U.N.I.T.Y. Day allowed for the Norfolk Collegiate student body to connect through teaching each other. Arriving early to the Lower School campus, the upperclassmen had the opportunity to teach quilt making, the origins of the American flag and the importance of the quilt to the younger students. The fifth, seventh and ninth grade students explored everything from the most uniquely American games, like lacrosse, to orienteering and debate reenactment. The sixth, eighth and tenth grade groups selected eras of American history and created fashionable clothes, historical artifacts and a 90-second commercial to illustrate their time period. As a whole the groups covered many important topics in American history, while teaching each other along the way.
“When we had to make the artifacts for the Revolutionary period, it was the sixth and eighth graders who helped us out the most. We could not have completed our projects without them,” said tenth grade student Lex Selig.
“Working with the high school students was fun. They know so much and we all got along like friends. They helped us out a lot with the project and made high school seem really exciting,” said seventh grade student Jackson Burke.

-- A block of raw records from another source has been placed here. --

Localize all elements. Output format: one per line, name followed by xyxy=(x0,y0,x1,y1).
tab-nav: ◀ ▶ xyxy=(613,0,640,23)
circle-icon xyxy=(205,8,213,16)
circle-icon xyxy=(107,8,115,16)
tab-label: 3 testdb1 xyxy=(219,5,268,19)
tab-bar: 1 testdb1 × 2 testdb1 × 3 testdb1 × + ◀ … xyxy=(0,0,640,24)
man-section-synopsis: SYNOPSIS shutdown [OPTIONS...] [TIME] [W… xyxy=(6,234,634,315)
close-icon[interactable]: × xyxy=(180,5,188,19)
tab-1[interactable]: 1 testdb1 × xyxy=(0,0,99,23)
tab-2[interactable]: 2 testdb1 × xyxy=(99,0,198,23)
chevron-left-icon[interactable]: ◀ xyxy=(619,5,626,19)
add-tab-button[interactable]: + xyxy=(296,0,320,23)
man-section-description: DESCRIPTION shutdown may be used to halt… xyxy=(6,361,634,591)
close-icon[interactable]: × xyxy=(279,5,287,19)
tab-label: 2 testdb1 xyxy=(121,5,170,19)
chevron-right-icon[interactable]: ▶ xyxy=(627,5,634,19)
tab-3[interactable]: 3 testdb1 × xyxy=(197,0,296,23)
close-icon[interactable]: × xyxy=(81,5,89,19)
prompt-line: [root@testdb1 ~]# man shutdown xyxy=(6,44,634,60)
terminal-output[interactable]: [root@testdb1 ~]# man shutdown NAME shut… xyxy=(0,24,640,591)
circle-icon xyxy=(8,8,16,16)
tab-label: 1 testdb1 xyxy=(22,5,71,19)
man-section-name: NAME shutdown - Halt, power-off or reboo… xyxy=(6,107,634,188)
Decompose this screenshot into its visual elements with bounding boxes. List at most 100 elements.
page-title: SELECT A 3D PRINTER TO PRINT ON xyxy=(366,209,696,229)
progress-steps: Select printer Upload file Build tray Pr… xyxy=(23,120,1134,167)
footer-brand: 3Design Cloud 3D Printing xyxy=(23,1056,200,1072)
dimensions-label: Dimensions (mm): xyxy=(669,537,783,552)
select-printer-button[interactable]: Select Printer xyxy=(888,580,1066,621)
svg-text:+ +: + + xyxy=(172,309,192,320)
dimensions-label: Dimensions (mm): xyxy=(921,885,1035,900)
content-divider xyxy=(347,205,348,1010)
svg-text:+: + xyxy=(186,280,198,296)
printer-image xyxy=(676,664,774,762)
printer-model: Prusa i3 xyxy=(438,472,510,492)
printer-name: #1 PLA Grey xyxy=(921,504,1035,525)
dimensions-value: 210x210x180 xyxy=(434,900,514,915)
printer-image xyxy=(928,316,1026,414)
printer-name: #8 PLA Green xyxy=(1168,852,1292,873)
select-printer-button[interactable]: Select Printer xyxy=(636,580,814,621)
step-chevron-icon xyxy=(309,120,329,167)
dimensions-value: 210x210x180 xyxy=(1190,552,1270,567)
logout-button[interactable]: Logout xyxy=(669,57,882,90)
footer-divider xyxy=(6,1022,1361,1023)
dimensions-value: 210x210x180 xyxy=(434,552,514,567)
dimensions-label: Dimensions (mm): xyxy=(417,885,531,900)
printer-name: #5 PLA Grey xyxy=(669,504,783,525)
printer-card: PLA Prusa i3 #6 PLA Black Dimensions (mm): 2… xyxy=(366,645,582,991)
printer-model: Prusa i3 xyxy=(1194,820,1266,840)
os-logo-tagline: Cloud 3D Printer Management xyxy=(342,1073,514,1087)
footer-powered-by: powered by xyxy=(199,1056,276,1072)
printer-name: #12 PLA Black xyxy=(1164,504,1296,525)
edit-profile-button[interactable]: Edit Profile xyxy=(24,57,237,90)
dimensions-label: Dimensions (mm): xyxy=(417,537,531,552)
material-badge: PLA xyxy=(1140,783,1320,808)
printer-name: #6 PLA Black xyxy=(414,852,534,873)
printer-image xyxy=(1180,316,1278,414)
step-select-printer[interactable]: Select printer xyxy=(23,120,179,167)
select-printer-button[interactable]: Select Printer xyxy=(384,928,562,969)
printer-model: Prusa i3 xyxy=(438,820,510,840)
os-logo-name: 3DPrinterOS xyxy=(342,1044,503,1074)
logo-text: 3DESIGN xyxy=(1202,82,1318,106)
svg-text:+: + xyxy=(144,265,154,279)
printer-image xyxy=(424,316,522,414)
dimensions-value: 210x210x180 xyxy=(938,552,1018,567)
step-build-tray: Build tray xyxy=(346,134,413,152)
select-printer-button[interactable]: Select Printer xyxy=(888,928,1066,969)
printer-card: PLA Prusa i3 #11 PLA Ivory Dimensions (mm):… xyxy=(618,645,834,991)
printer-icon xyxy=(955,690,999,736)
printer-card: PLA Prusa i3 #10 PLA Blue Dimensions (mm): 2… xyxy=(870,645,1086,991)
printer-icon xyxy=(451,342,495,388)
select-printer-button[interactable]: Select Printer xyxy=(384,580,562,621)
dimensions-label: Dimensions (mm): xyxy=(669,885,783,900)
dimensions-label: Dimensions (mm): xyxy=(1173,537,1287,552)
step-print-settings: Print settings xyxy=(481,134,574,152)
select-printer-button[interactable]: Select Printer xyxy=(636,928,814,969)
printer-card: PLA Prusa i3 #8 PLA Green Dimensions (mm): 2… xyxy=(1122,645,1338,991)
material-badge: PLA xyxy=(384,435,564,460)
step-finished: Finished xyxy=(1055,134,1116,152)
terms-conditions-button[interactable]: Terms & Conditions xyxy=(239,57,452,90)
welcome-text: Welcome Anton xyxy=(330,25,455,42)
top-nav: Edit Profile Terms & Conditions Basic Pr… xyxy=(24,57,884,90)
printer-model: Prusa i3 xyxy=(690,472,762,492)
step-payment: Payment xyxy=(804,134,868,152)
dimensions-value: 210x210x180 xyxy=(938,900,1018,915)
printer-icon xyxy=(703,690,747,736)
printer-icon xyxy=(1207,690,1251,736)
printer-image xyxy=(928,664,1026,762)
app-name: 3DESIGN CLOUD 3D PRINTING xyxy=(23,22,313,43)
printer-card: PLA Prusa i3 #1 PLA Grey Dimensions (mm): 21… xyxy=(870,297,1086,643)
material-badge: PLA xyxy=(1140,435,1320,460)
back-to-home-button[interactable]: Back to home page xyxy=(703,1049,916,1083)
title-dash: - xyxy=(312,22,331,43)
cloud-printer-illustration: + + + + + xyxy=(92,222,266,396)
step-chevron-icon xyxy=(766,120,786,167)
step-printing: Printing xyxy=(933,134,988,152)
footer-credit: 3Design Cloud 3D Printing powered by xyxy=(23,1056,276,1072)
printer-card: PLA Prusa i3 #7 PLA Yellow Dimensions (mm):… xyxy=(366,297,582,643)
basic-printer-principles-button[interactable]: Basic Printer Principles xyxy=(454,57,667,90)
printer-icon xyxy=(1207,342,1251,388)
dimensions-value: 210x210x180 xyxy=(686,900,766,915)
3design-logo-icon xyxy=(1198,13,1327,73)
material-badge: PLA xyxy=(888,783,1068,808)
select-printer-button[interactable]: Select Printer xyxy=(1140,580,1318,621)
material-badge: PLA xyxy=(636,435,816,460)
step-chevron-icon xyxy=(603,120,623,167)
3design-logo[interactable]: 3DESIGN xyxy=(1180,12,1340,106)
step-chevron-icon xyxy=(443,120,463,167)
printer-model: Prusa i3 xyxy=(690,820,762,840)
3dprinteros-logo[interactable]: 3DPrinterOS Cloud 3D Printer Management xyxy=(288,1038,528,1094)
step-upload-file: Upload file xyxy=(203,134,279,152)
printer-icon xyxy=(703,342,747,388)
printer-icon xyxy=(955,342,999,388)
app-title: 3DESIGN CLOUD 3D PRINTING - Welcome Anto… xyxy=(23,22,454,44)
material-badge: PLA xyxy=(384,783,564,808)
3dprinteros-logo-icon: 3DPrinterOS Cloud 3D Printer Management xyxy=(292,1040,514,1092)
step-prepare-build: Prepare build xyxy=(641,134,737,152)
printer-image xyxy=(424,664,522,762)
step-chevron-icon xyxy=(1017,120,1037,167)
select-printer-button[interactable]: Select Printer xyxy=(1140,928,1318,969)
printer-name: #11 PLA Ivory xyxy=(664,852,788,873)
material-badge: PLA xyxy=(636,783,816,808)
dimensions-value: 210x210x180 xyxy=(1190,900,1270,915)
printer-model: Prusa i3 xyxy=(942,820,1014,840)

Headmaster Scott Kennedy sums the day up best when he says that, “U.N.I.T.Y. Day is one of the most special days at Norfolk Collegiate because it highlights what we do well. Not only do we talk about bring our school together from Kindergarten through twelfth grade, but we actually take instructional time to foster relationships across the entire school… The two-campus relay to end the day is a great example of what NCS is all about. From the first student to the last, we are all connected, all together and all representing our community, which is unique and so special.”